For some purposes, the first column is valid—to show how much personal property individuals actually possess whether they invest it or whether they are consuming it. But, for demonstrating the inequality that is at the basis of capitalism, the second column is the more valid since socialists contend that capitalism is based on the inequality of ownership of wealth that provides an unearned income (i.e. on wealth that is invested as capital) rather than of all wealth, some of which is used for consumption (as are most houses).

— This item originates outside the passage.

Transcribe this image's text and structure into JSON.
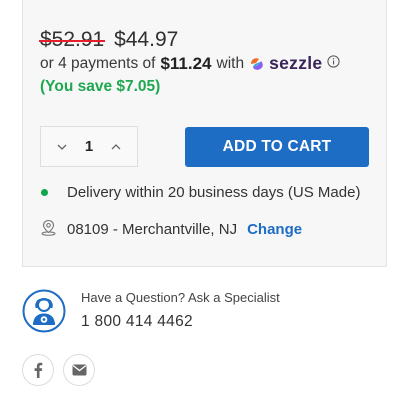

What the second column shows is that the top 1 percent (less than half-a-million individuals) own nearly five times as much income-providing assets as the bottom 50 percent (some 22 million people). And that the top 5 percent own more (53%) than the bottom 95 percent (47%). Or, put differently, that out of every 20 people one of them owns more than the other 19 added together.

These figures haven’t changed much since 1976. If anything the rich have got richer, relatively as well as absolutely. In 1976 the top 5 percent owned 47%; they now own 53%; while the share of the bottom 50 percent has fallen from 12% to 6%.

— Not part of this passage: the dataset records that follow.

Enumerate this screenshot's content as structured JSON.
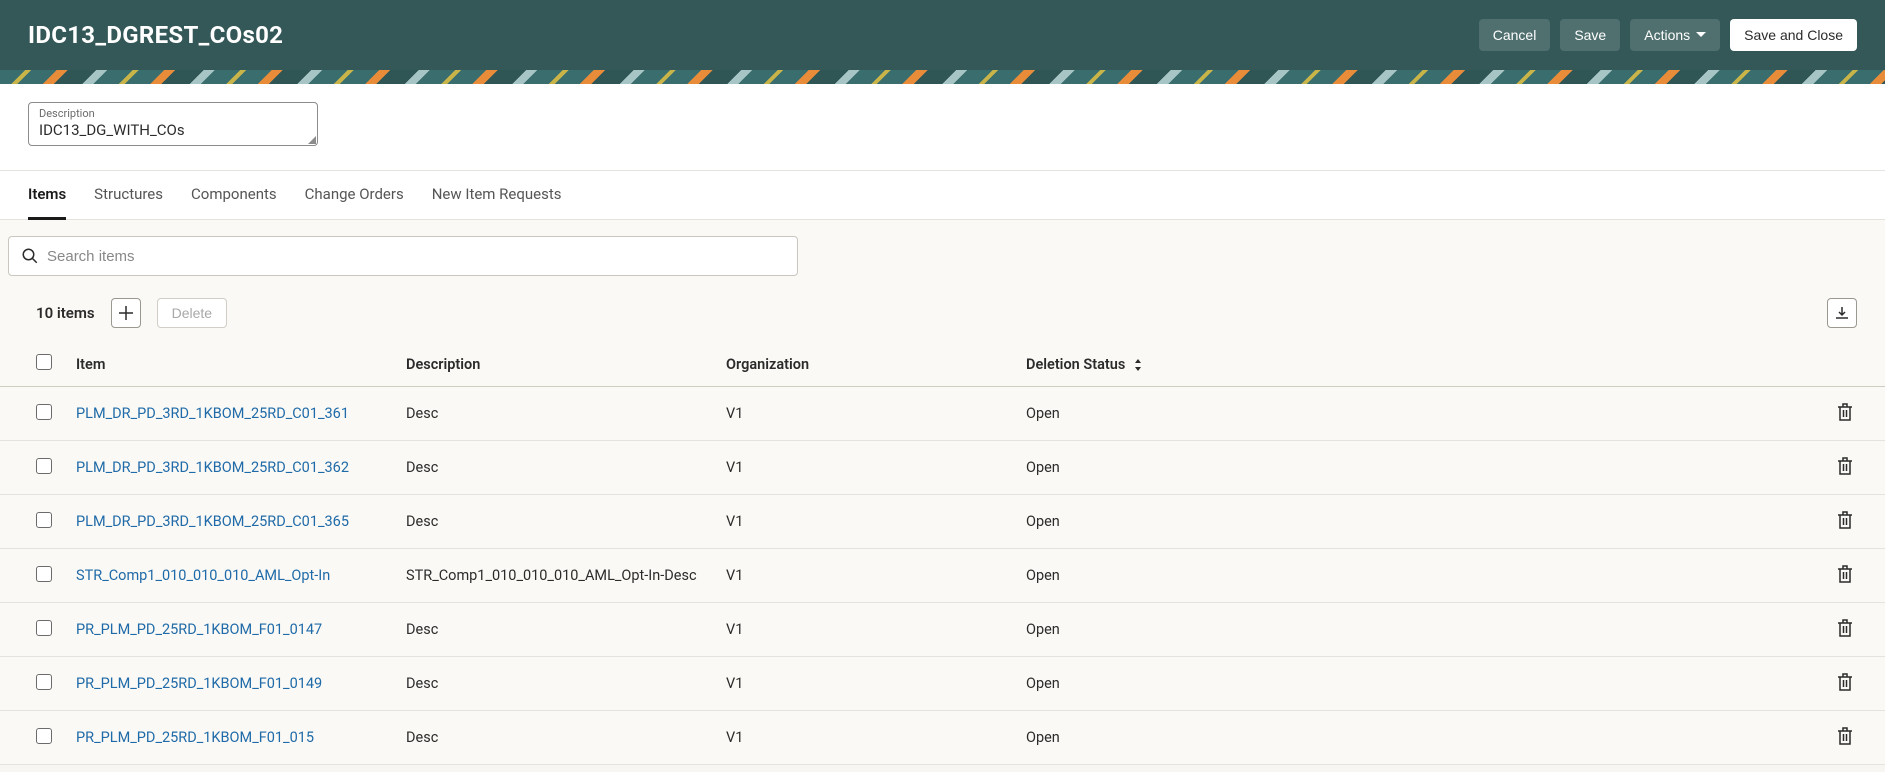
{
  "header": {
    "title": "IDC13_DGREST_COs02",
    "cancel": "Cancel",
    "save": "Save",
    "actions": "Actions",
    "saveClose": "Save and Close"
  },
  "description": {
    "label": "Description",
    "value": "IDC13_DG_WITH_COs"
  },
  "tabs": [
    {
      "label": "Items",
      "active": true
    },
    {
      "label": "Structures",
      "active": false
    },
    {
      "label": "Components",
      "active": false
    },
    {
      "label": "Change Orders",
      "active": false
    },
    {
      "label": "New Item Requests",
      "active": false
    }
  ],
  "search": {
    "placeholder": "Search items"
  },
  "tableTop": {
    "count": "10 items",
    "delete": "Delete"
  },
  "columns": {
    "item": "Item",
    "description": "Description",
    "organization": "Organization",
    "deletionStatus": "Deletion Status"
  },
  "rows": [
    {
      "item": "PLM_DR_PD_3RD_1KBOM_25RD_C01_361",
      "description": "Desc",
      "organization": "V1",
      "status": "Open"
    },
    {
      "item": "PLM_DR_PD_3RD_1KBOM_25RD_C01_362",
      "description": "Desc",
      "organization": "V1",
      "status": "Open"
    },
    {
      "item": "PLM_DR_PD_3RD_1KBOM_25RD_C01_365",
      "description": "Desc",
      "organization": "V1",
      "status": "Open"
    },
    {
      "item": "STR_Comp1_010_010_010_AML_Opt-In",
      "description": "STR_Comp1_010_010_010_AML_Opt-In-Desc",
      "organization": "V1",
      "status": "Open"
    },
    {
      "item": "PR_PLM_PD_25RD_1KBOM_F01_0147",
      "description": "Desc",
      "organization": "V1",
      "status": "Open"
    },
    {
      "item": "PR_PLM_PD_25RD_1KBOM_F01_0149",
      "description": "Desc",
      "organization": "V1",
      "status": "Open"
    },
    {
      "item": "PR_PLM_PD_25RD_1KBOM_F01_015",
      "description": "Desc",
      "organization": "V1",
      "status": "Open"
    }
  ]
}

Actually, even this second column doesn’t give the true picture of the inequality of capital ownership since it is only concerned with capital that is personally owned, i.e. that is attributable to individuals. An appreciable amount of capital, however, cannot be attributed to identifiable individuals as individuals; it is owned collectively as by the government, by trusts and by pension funds; it also includes any part of the assets of companies that is not attributable to shareholders.

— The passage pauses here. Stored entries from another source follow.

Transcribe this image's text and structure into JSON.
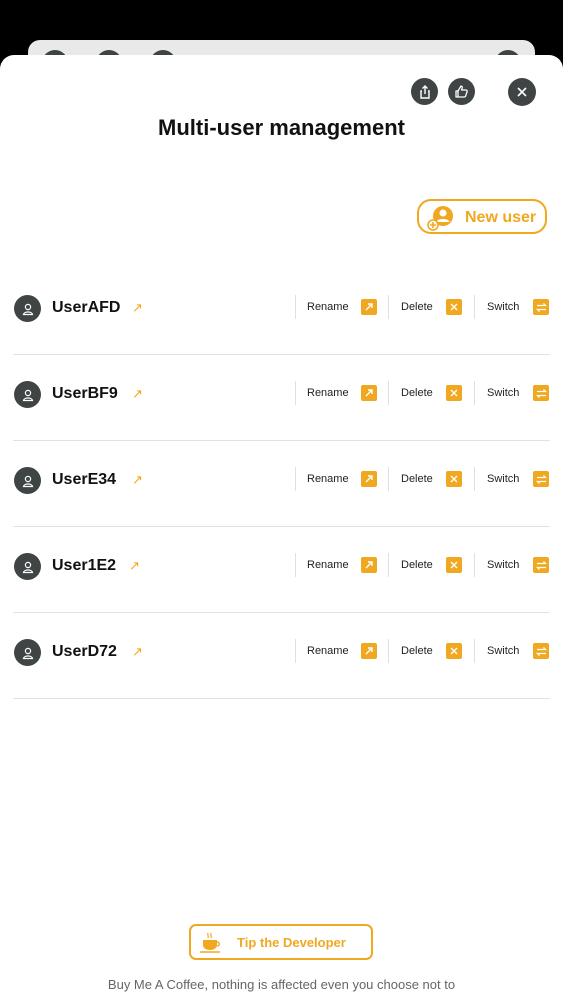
{
  "header": {
    "title": "Multi-user management"
  },
  "toolbar": {
    "share_icon": "share-icon",
    "like_icon": "thumbs-up-icon",
    "close_icon": "close-icon"
  },
  "new_user_button": {
    "label": "New user",
    "icon": "add-user-icon"
  },
  "users": [
    {
      "name": "UserAFD"
    },
    {
      "name": "UserBF9"
    },
    {
      "name": "UserE34"
    },
    {
      "name": "User1E2"
    },
    {
      "name": "UserD72"
    }
  ],
  "row_actions": {
    "rename": "Rename",
    "delete": "Delete",
    "switch": "Switch"
  },
  "tip": {
    "label": "Tip the Developer",
    "icon": "coffee-icon"
  },
  "footer": {
    "text": "Buy Me A Coffee, nothing is affected even you choose not to"
  },
  "colors": {
    "accent": "#f0a820",
    "dark": "#3f4545",
    "divider": "#e2e2e2"
  }
}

This non-personal capital is equally part of total capital and when taken into account reduces the share of capital owned by the bottom 95 percent of the population. Capitalism really is based on their exclusion from the ownership and control of all but negligible amounts of capital.

How poor are you?
Just how negligible can be seen from a revealing 1994 study, quoted by the Rowntree Report, by three researchers based on data obtained by the 1991-2 Financial Research Survey carried out by National Opinion Polls (The Distribution of Wealth in the UK, James Barker, Andrew Dinot and Hamish Low, Institute of Fiscal Studies Commentary No 45, 1994). This shows (Figure 54) just how few financial assets most people own:
This means, as the Rowntree Report put it, that “half of all families had financial assets of less than £500 in a 1991-2 survey, and 90 percent less than £8,000”. This certainly puts things into perspective. Most people only receive trivial amounts of unearned income since their holdings of financial assets are so small.

Owning or buying your house and having an extra £10,000 - £15,000 invested somewhere is probably the height of most people’s ambition (though only a few of them are going to attain it, and then only within ten years of their deaths). But it is still not enough to get you into the top 5 percent and, if you are below pension age, it is certainly not enough to allow you to live on your unearned income and so free you from the necessity to seek an employer.

The income from an investment of £15,000 (which is the upper limit for the bottom 95 percent of the population) might top up your income if you’re retired but it’s only peanuts as far as those on the top 1 percent are concerned. There the lower limit is £36,801 and the upper limit is the sky, as the latest Sunday Times's (14 May) list of "Britain’s Richest 500" shows. Number One on the list are the Rausing brothers owning £4,000 millions-worth of wealth, followed by the Sainsbury family with £2,520 million. Fourth is the Duke of Westminster with £1,500 million. Mrs Windsor is seventeenth with a mere £450 million.